Without the opportunity for UK employers to compete in the larger EU employment pool, the options for getting ourselves through the labour shortage are limited and we have to be realistic about what the Government can and will do to solve this problem. We will continue to hold government to account for policy failures and press for change, but our industry also knows that we need to make change happen ourselves. Wage price increases and recruitment programmes will become more prominent features of our industry throughout 2022 and beyond – as will fundamental reorganisations of resource and supply chains. 

People’s lives have changed, and it is time to look to a more sustainable way forward for our people and our businesses, and also for the environment as the nation strives towards net zero. We can expect the food industry as a whole to move towards a model where businesses invest in greater automation as well as paying workers more. 

Cost of food

This will all add up to a permanent change in the cost of food. Ever cheaper food, available however and whenever consumers want, cannot be sustained, in the short term at least, alongside massive wage inflation and labour shortages. Retailers are already increasing prices, simplifying the range of goods they stock, and prioritising goods based on what is available and how easy they are to supply. As an industry we will need to communicate clearly on this issue with both Government and consumers.
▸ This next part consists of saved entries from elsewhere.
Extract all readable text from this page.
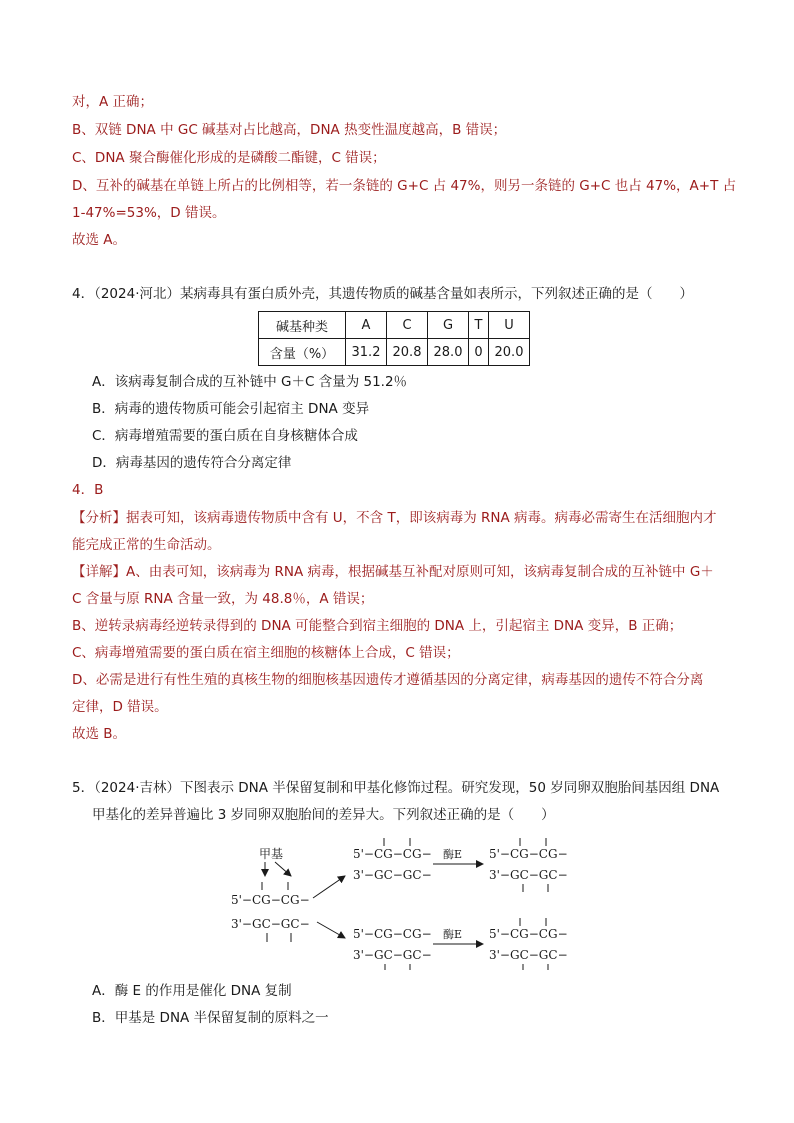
对，A 正确；

B、双链 DNA 中 GC 碱基对占比越高，DNA 热变性温度越高，B 错误；

C、DNA 聚合酶催化形成的是磷酸二酯键，C 错误；

D、互补的碱基在单链上所占的比例相等，若一条链的 G+C 占 47%，则另一条链的 G+C 也占 47%，A+T 占

1-47%=53%，D 错误。

故选 A。

4．（2024·河北）某病毒具有蛋白质外壳，其遗传物质的碱基含量如表所示，下列叙述正确的是（　　）

碱基种类	A	C	G	T	U
含量（%）	31.2	20.8	28.0	0	20.0

A．该病毒复制合成的互补链中 G＋C 含量为 51.2％

B．病毒的遗传物质可能会引起宿主 DNA 变异

C．病毒增殖需要的蛋白质在自身核糖体合成

D．病毒基因的遗传符合分离定律

4．B

【分析】据表可知，该病毒遗传物质中含有 U，不含 T，即该病毒为 RNA 病毒。病毒必需寄生在活细胞内才

能完成正常的生命活动。

【详解】A、由表可知，该病毒为 RNA 病毒，根据碱基互补配对原则可知，该病毒复制合成的互补链中 G＋

C 含量与原 RNA 含量一致，为 48.8％，A 错误；

B、逆转录病毒经逆转录得到的 DNA 可能整合到宿主细胞的 DNA 上，引起宿主 DNA 变异，B 正确；

C、病毒增殖需要的蛋白质在宿主细胞的核糖体上合成，C 错误；

D、必需是进行有性生殖的真核生物的细胞核基因遗传才遵循基因的分离定律，病毒基因的遗传不符合分离

定律，D 错误。

故选 B。

5．（2024·吉林）下图表示 DNA 半保留复制和甲基化修饰过程。研究发现，50 岁同卵双胞胎间基因组 DNA

甲基化的差异普遍比 3 岁同卵双胞胎间的差异大。下列叙述正确的是（　　）

甲基
5'−CG−CG−
3'−GC−GC−
5'−CG−CG−
3'−GC−GC−
酶E 5'−CG−CG−
3'−GC−GC−
5'−CG−CG−
3'−GC−GC−
酶E 5'−CG−CG−
3'−GC−GC−

A．酶 E 的作用是催化 DNA 复制

B．甲基是 DNA 半保留复制的原料之一
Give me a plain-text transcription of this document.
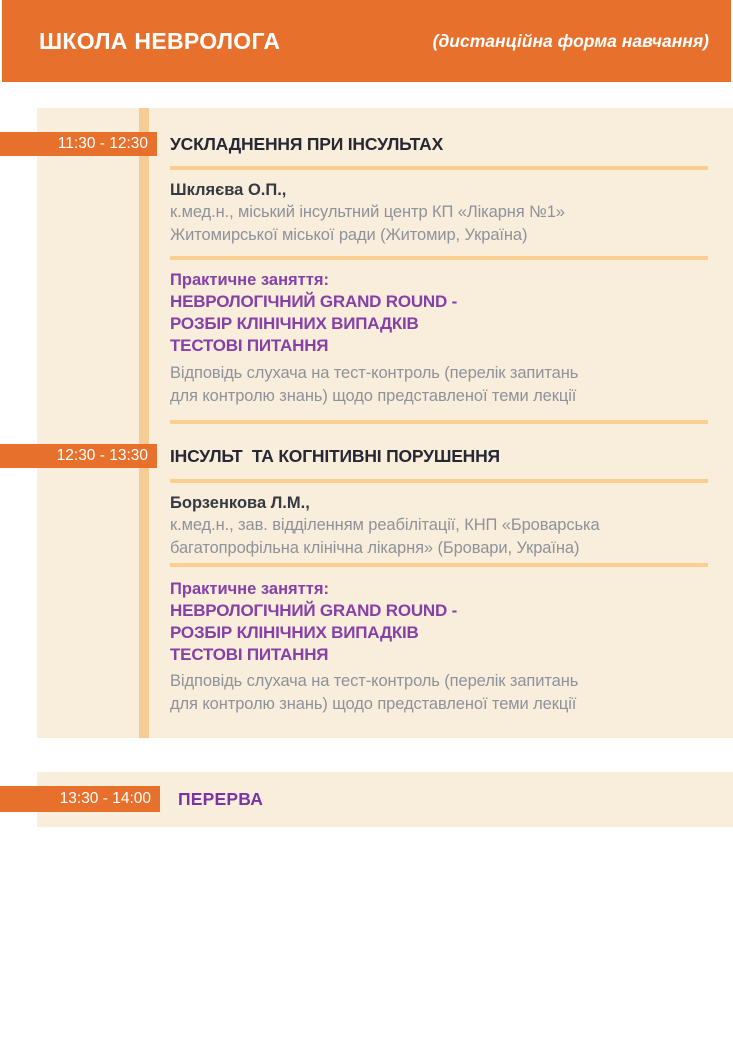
ШКОЛА НЕВРОЛОГА	(дистанційна форма навчання)
11:30 - 12:30 УСКЛАДНЕННЯ ПРИ ІНСУЛЬТАХ
Шкляєва О.П.,
к.мед.н., міський інсультний центр КП «Лікарня №1»
Житомирської міської ради (Житомир, Україна)
Практичне заняття:
НЕВРОЛОГІЧНИЙ GRAND ROUND -
РОЗБІР КЛІНІЧНИХ ВИПАДКІВ
ТЕСТОВІ ПИТАННЯ
Відповідь слухача на тест-контроль (перелік запитань
для контролю знань) щодо представленої теми лекції
12:30 - 13:30 ІНСУЛЬТ  ТА КОГНІТИВНІ ПОРУШЕННЯ
Борзенкова Л.М.,
к.мед.н., зав. відділенням реабілітації, КНП «Броварська
багатопрофільна клінічна лікарня» (Бровари, Україна)
Практичне заняття:
НЕВРОЛОГІЧНИЙ GRAND ROUND -
РОЗБІР КЛІНІЧНИХ ВИПАДКІВ
ТЕСТОВІ ПИТАННЯ
Відповідь слухача на тест-контроль (перелік запитань
для контролю знань) щодо представленої теми лекції
13:30 - 14:00 ПЕРЕРВА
The reshaping of the food supply chain will take place in the context of another crunch period for Brexit. So far Brexit has only really affected the goods we sell from the UK into the EU, but in 2022 we will start to see increased bureaucracy, cost and delay for the goods we buy too. 

The experience of customs changes coming into force on goods from the UK to the EU in January 2021 was a collapse in exports while everyone worked out how to cope with their new reality. The new status quo is slower, less flexible and more expensive, but it’s stable for now.  

For the cold chain, our overriding lesson from January 2021 is not to leave anything to chance. It’s usually not the logistics businesses’ responsibility to manage the customs and other regulatory processes related to trade, but they are the ones who will face the consequences of delays, turnbacks and failed deliveries if the checks and paperwork are not correct. Dialogue with customers, especially the exporting business, must take place well in advance of the new processes coming into force in stages from 1st January 2022. Ensuring everyone involved is absolutely clear on who is responsible for what at every stage, on the paperwork needed and on the people who need to be available in real time, can help smooth the transition. 

That said, we should still expect teething troubles and delays in January 2022 as EU firms get used to the changes, and customs officials and hauliers get a better feel for how the procedures will work on the ground. We should also anticipate cold storage stockpiling ahead of January 2022 as customers seek ‘safety stock’ to cover disruption to imports, which will of course coincide with the usual stockpiling for Christmas 2021.

Following two years of fire-fighting one crisis situation after another, developing a new future for the food supply chain in 2022 will be a very different type of challenge. The UK cold chain is a resilient, growing industry and with a clear direction and future-facing approach, we are ready to tackle this crucial challenge head on.